The following is an analysis of the ice rinks data.

A note on the format: each question is followed by the R code that generates the answer. This is also known as reproducible research, a practice that’s slowly being adopted by newspapers (e.g. 538, The Upshot). From wikipedia: “The term reproducible research refers to the idea that the ultimate product of academic research is the paper along with the full computational environment used to produce the results in the paper such as the code, data, etc. that can be used to reproduce the results and create new work based on the research.”
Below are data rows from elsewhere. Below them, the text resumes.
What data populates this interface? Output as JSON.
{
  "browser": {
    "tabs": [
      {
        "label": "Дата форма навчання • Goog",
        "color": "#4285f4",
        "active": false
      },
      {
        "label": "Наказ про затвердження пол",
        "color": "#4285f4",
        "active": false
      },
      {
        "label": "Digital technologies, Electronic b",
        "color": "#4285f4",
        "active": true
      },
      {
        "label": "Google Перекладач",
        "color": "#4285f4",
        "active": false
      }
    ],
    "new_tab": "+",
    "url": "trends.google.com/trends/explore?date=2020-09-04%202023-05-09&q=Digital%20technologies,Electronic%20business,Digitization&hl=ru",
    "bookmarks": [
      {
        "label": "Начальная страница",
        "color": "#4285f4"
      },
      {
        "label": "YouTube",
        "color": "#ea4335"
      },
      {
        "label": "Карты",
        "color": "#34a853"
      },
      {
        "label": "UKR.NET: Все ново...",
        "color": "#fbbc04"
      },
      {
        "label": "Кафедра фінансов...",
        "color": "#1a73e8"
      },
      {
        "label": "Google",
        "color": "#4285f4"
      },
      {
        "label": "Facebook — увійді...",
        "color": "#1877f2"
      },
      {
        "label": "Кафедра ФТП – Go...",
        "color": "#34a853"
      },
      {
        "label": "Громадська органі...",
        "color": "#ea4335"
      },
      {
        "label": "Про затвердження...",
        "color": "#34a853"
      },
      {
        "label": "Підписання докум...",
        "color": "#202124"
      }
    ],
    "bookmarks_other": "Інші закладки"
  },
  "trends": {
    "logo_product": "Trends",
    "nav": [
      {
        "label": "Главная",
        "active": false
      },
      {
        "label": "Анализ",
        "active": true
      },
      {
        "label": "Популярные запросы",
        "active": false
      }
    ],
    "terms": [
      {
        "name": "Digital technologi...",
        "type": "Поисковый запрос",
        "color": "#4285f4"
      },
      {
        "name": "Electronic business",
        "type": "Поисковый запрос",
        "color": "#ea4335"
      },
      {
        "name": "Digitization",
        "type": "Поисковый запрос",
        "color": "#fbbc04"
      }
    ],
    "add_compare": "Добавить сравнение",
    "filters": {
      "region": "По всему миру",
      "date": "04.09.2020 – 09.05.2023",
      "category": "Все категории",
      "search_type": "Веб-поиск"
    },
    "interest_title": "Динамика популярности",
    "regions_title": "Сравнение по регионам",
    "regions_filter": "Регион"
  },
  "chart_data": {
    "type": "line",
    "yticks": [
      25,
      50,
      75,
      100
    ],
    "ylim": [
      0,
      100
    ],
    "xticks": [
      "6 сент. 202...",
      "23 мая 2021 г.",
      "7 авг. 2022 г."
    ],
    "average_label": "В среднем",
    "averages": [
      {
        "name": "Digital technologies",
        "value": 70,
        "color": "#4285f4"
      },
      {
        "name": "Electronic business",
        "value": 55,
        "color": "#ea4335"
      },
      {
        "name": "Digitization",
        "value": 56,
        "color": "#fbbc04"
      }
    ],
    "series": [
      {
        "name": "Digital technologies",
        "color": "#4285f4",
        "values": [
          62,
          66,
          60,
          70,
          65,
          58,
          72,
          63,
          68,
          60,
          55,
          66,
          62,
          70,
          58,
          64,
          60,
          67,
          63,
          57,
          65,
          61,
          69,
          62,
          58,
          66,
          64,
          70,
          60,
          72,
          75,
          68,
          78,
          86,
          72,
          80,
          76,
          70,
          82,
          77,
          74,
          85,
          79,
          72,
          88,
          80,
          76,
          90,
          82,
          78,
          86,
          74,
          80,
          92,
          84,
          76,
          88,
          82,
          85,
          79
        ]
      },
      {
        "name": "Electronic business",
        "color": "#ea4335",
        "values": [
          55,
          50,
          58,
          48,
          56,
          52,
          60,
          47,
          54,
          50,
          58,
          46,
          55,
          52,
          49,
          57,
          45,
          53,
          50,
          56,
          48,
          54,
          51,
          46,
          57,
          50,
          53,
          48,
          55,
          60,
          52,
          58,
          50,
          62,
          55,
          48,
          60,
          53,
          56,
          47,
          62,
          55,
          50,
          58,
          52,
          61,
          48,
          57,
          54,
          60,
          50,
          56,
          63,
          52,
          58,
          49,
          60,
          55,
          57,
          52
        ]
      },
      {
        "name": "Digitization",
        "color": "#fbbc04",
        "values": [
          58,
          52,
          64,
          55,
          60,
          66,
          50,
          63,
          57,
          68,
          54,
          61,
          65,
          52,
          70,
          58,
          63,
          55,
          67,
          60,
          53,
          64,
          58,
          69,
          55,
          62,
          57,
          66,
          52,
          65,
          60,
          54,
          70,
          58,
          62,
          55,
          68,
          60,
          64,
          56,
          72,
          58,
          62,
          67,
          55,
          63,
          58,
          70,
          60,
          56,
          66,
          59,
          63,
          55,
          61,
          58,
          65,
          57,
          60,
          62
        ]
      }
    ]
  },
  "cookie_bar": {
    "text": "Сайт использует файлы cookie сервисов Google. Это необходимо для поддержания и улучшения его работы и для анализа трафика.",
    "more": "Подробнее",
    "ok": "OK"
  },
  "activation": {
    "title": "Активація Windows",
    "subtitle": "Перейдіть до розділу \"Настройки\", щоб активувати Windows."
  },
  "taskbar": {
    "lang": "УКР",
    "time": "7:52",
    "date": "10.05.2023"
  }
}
Can we plot the rinks by total public hours?

# Convert hours.each.week to hours
data <- icerinks %>%
  select(Town,hours,Status) %>%
  arrange(desc(hours))

# Order Town factor by hours
data$Town <- factor(data$Town, levels = data$Town[order(-data$hours)])

ggplot(data, aes(Town,hours,fill=Status)) +
  theme_bw() +
  geom_bar(stat='identity') +
  geom_hline(yintercept=16) +
  annotate("text", label = 'Rinks must be open to the public at least 16 hours per week', x = 1, y = 16.25, size = 5, hjust=0, vjust=0) +
  ylab('Public hours per week') +
  ggtitle('Ice rinks weekly public hours') +
  theme(axis.text.x = element_text(angle = 90, hjust = 1))

# Export data
write.csv(data, '../output.csv')

What are the median public hours by status?

data <- icerinks %>%
  group_by(Status == 'DCR') %>%
  summarise(
    count = n(),
    mean.hours = mean(hours),
    median.hours = median(hours)
  )

knitr::kable(data)
Status == “DCR” count mean.hours median.hours
FALSE 31 12.51882 12.50
TRUE 8 19.87500 12.75